Department Experimental and Clinical Medicine, University "Magna Graecia" of Catanzaro, Catanzaro, 88100, Italy.
Division of Imaging & Oncology, Department of Radiotherapy, University Medical Center Utrecht, Heidelberglaan, Utrecht, The Netherlands.
Med Phys. 2021 Nov;48(11):6537-6566. doi: 10.1002/mp.15150. Epub 2021 Sep 15.

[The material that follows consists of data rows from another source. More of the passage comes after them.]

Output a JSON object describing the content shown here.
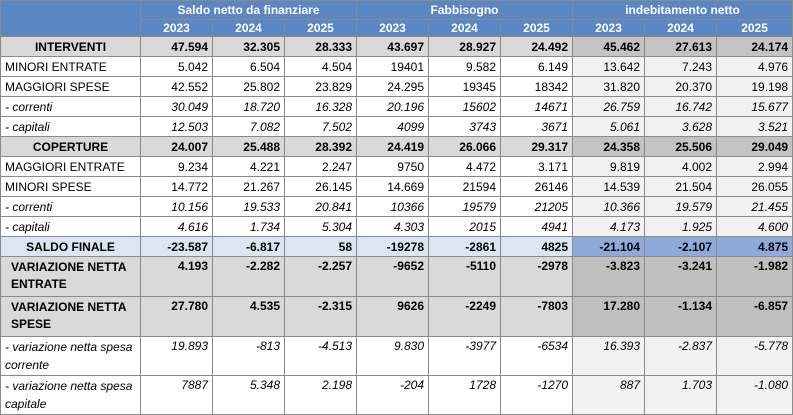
{
  "groups": [
    "Saldo netto da finanziare",
    "Fabbisogno",
    "indebitamento netto"
  ],
  "years": [
    "2023",
    "2024",
    "2025",
    "2023",
    "2024",
    "2025",
    "2023",
    "2024",
    "2025"
  ],
  "rows": [
    {
      "label": "INTERVENTI",
      "values": [
        "47.594",
        "32.305",
        "28.333",
        "43.697",
        "28.927",
        "24.492",
        "45.462",
        "27.613",
        "24.174"
      ]
    },
    {
      "label": "MINORI ENTRATE",
      "values": [
        "5.042",
        "6.504",
        "4.504",
        "19401",
        "9.582",
        "6.149",
        "13.642",
        "7.243",
        "4.976"
      ]
    },
    {
      "label": "MAGGIORI SPESE",
      "values": [
        "42.552",
        "25.802",
        "23.829",
        "24.295",
        "19345",
        "18342",
        "31.820",
        "20.370",
        "19.198"
      ]
    },
    {
      "label": " - correnti",
      "values": [
        "30.049",
        "18.720",
        "16.328",
        "20.196",
        "15602",
        "14671",
        "26.759",
        "16.742",
        "15.677"
      ]
    },
    {
      "label": " - capitali",
      "values": [
        "12.503",
        "7.082",
        "7.502",
        "4099",
        "3743",
        "3671",
        "5.061",
        "3.628",
        "3.521"
      ]
    },
    {
      "label": "COPERTURE",
      "values": [
        "24.007",
        "25.488",
        "28.392",
        "24.419",
        "26.066",
        "29.317",
        "24.358",
        "25.506",
        "29.049"
      ]
    },
    {
      "label": "MAGGIORI ENTRATE",
      "values": [
        "9.234",
        "4.221",
        "2.247",
        "9750",
        "4.472",
        "3.171",
        "9.819",
        "4.002",
        "2.994"
      ]
    },
    {
      "label": "MINORI SPESE",
      "values": [
        "14.772",
        "21.267",
        "26.145",
        "14.669",
        "21594",
        "26146",
        "14.539",
        "21.504",
        "26.055"
      ]
    },
    {
      "label": " - correnti",
      "values": [
        "10.156",
        "19.533",
        "20.841",
        "10366",
        "19579",
        "21205",
        "10.366",
        "19.579",
        "21.455"
      ]
    },
    {
      "label": " - capitali",
      "values": [
        "4.616",
        "1.734",
        "5.304",
        "4.303",
        "2015",
        "4941",
        "4.173",
        "1.925",
        "4.600"
      ]
    },
    {
      "label": "SALDO FINALE",
      "values": [
        "-23.587",
        "-6.817",
        "58",
        "-19278",
        "-2861",
        "4825",
        "-21.104",
        "-2.107",
        "4.875"
      ]
    },
    {
      "label": "VARIAZIONE NETTA ENTRATE",
      "values": [
        "4.193",
        "-2.282",
        "-2.257",
        "-9652",
        "-5110",
        "-2978",
        "-3.823",
        "-3.241",
        "-1.982"
      ]
    },
    {
      "label": "VARIAZIONE NETTA SPESE",
      "values": [
        "27.780",
        "4.535",
        "-2.315",
        "9626",
        "-2249",
        "-7803",
        "17.280",
        "-1.134",
        "-6.857"
      ]
    },
    {
      "label": "- variazione netta spesa corrente",
      "values": [
        "19.893",
        "-813",
        "-4.513",
        "9.830",
        "-3977",
        "-6534",
        "16.393",
        "-2.837",
        "-5.778"
      ]
    },
    {
      "label": "- variazione netta spesa capitale",
      "values": [
        "7887",
        "5.348",
        "2.198",
        "-204",
        "1728",
        "-1270",
        "887",
        "1.703",
        "-1.080"
      ]
    }
  ]
}
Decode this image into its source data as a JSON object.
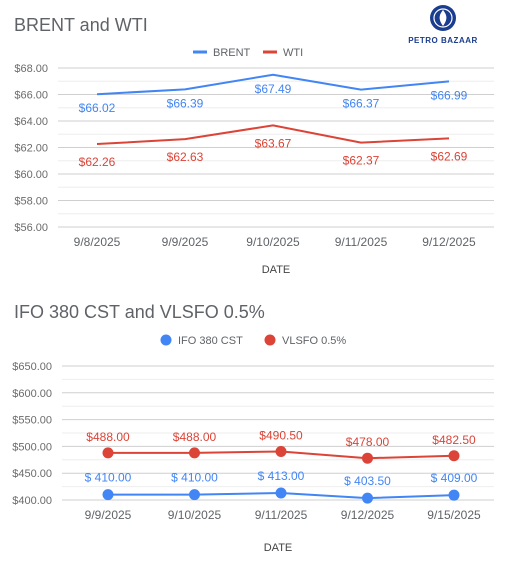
{
  "logo": {
    "text": "PETRO BAZAAR",
    "color": "#1a3d8f"
  },
  "chart_data": [
    {
      "type": "line",
      "title": "BRENT and WTI",
      "xlabel": "DATE",
      "ylabel": "",
      "categories": [
        "9/8/2025",
        "9/9/2025",
        "9/10/2025",
        "9/11/2025",
        "9/12/2025"
      ],
      "series": [
        {
          "name": "BRENT",
          "color": "#4285f4",
          "values": [
            66.02,
            66.39,
            67.49,
            66.37,
            66.99
          ],
          "labels": [
            "$66.02",
            "$66.39",
            "$67.49",
            "$66.37",
            "$66.99"
          ]
        },
        {
          "name": "WTI",
          "color": "#db4437",
          "values": [
            62.26,
            62.63,
            63.67,
            62.37,
            62.69
          ],
          "labels": [
            "$62.26",
            "$62.63",
            "$63.67",
            "$62.37",
            "$62.69"
          ]
        }
      ],
      "ylim": [
        56,
        68
      ],
      "yticks": [
        56,
        58,
        60,
        62,
        64,
        66,
        68
      ],
      "yticklabels": [
        "$56.00",
        "$58.00",
        "$60.00",
        "$62.00",
        "$64.00",
        "$66.00",
        "$68.00"
      ],
      "markers": false,
      "grid": true,
      "legend": "top-center"
    },
    {
      "type": "line",
      "title": "IFO 380 CST and VLSFO 0.5%",
      "xlabel": "DATE",
      "ylabel": "",
      "categories": [
        "9/9/2025",
        "9/10/2025",
        "9/11/2025",
        "9/12/2025",
        "9/15/2025"
      ],
      "series": [
        {
          "name": "IFO 380 CST",
          "color": "#4285f4",
          "values": [
            410.0,
            410.0,
            413.0,
            403.5,
            409.0
          ],
          "labels": [
            "$ 410.00",
            "$ 410.00",
            "$ 413.00",
            "$ 403.50",
            "$ 409.00"
          ]
        },
        {
          "name": "VLSFO 0.5%",
          "color": "#db4437",
          "values": [
            488.0,
            488.0,
            490.5,
            478.0,
            482.5
          ],
          "labels": [
            "$488.00",
            "$488.00",
            "$490.50",
            "$478.00",
            "$482.50"
          ]
        }
      ],
      "ylim": [
        400,
        650
      ],
      "yticks": [
        400,
        450,
        500,
        550,
        600,
        650
      ],
      "yticklabels": [
        "$400.00",
        "$450.00",
        "$500.00",
        "$550.00",
        "$600.00",
        "$650.00"
      ],
      "markers": true,
      "grid": true,
      "legend": "top-center"
    }
  ]
}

Recently,deep learning (DL)-based methods for the generation of synthetic computed tomography (sCT) have received significant research attention as an alternative to classical ones. We present here a systematic review of these methods by grouping them into three categories, according to their clinical applications: (i) to replace computed tomography in magnetic resonance (MR) based treatment planning, (ii) facilitate cone-beam computed tomography based image-guided adaptive radiotherapy, and (iii) derive attenuation maps for the correction of positron emission tomography. Appropriate database searching was performed on journal articles published between January 2014 and December 2020. The DL methods' key characteristics were extracted from each eligible study, and a comprehensive comparison among network architectures and metrics was reported. A detailed review of each category was given, highlighting essential contributions, identifying specific challenges, and summarizing the achievements. Lastly, the statistics of all the cited works from various aspects were analyzed, revealing the popularity and future trends and the potential of DL-based sCT generation. The current status of DL-based sCT generation was evaluated, assessing the clinical readiness of the presented methods.
最近,基于深度学习(DL)的合成计算机断层扫描(sCT)生成方法作为经典方法的替代方法受到了广泛关注。我们根据其临床应用将这些方法分为三类进行系统综述:(i)替代磁共振(MR)基于治疗计划的计算机断层扫描,(ii)便于基于锥形束 CT 的图像引导自适应放疗,以及(iii)推导正电子发射断层扫描的衰减图。对 2014 年 1 月至 2020 年 12 月期间发表的期刊文章进行了适当的数据库搜索。从每项合格研究中提取了 DL 方法的关键特征,并报告了网络架构和指标之间的综合比较。对每个类别进行了详细的审查,突出了重要贡献,确定了具体挑战,并总结了成就。最后,从各个方面分析了所有引用工作的统计数据,揭示了基于 DL 的 sCT 生成的流行趋势和未来趋势以及潜力。评估了基于 DL 的 sCT 生成的当前状态,评估了所提出方法的临床准备情况。